Association football career
- Height: 1.76 m (5 ft 9+1⁄2 in)

International career
- Years: Team / Apps / (Gls)
- 1994–2000: New Zealand / 23 / (2)

Rugby union career

International career
- Years: Team / Apps / (Points)
- 2004–2010: New Zealand / 22 / (32)
- Medal record
Representing New Zealand
Women's rugby union
Rugby World Cup
| Gold medal – first place | 2006 Canada | Team competition |
| Gold medal – first place | 2010 England | Team competition |

= Melissa Ruscoe =

New Zealand sportswoman

Melissa Jane Ruscoe (born 15 December 1976) is a New Zealand sportswoman who has served as captain of her country's national team in two different football codes: association football and rugby union.

==Football career==

Ruscoe made her Football Ferns debut in a 0–1 loss to Bulgaria on 24 August 1994. She finished her international career with 23 caps and 2 goals to her credit.

==Rugby career==

After leaving behind her international career in soccer, Ruscoe switched to rugby, joining the Canterbury team in New Zealand's women's provincial championship in 2003. As a loose forward, she made the Black Ferns the following year.

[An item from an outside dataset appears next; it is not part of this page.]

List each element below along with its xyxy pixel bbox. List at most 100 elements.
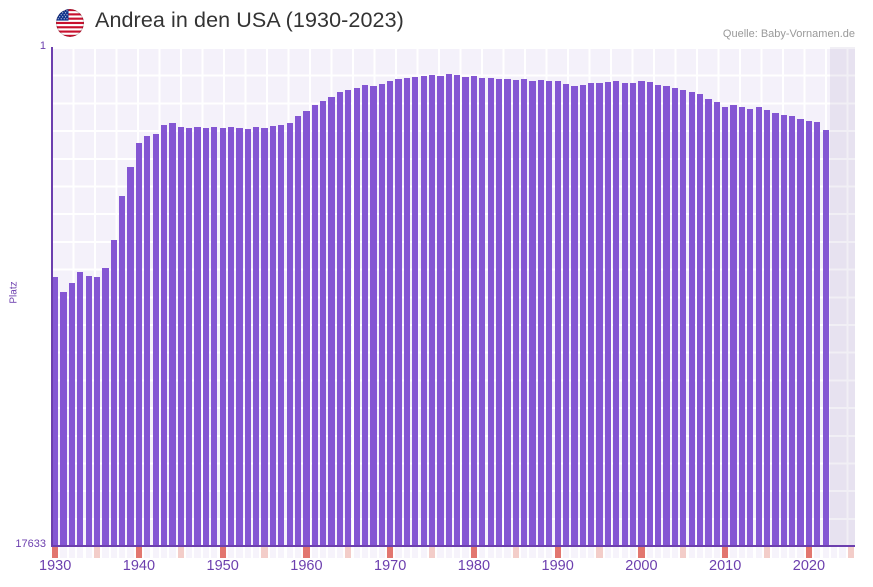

She has played on Black Ferns teams that won the Churchill Cup in 2004 and the Women's Rugby World Cup in 2006, and was also named the New Zealand women's player of the year in 2005. Ruscoe captained the Black Ferns to victory in the 2010 Women's Rugby World Cup.

In the 2011 New Year Honours, Ruscoe was appointed a Member of the New Zealand Order of Merit for services to women's rugby. She has been the assistant coach of Canterbury in the Farah Palmer Cup since 2016. She currently teaches at Hillmorton High School.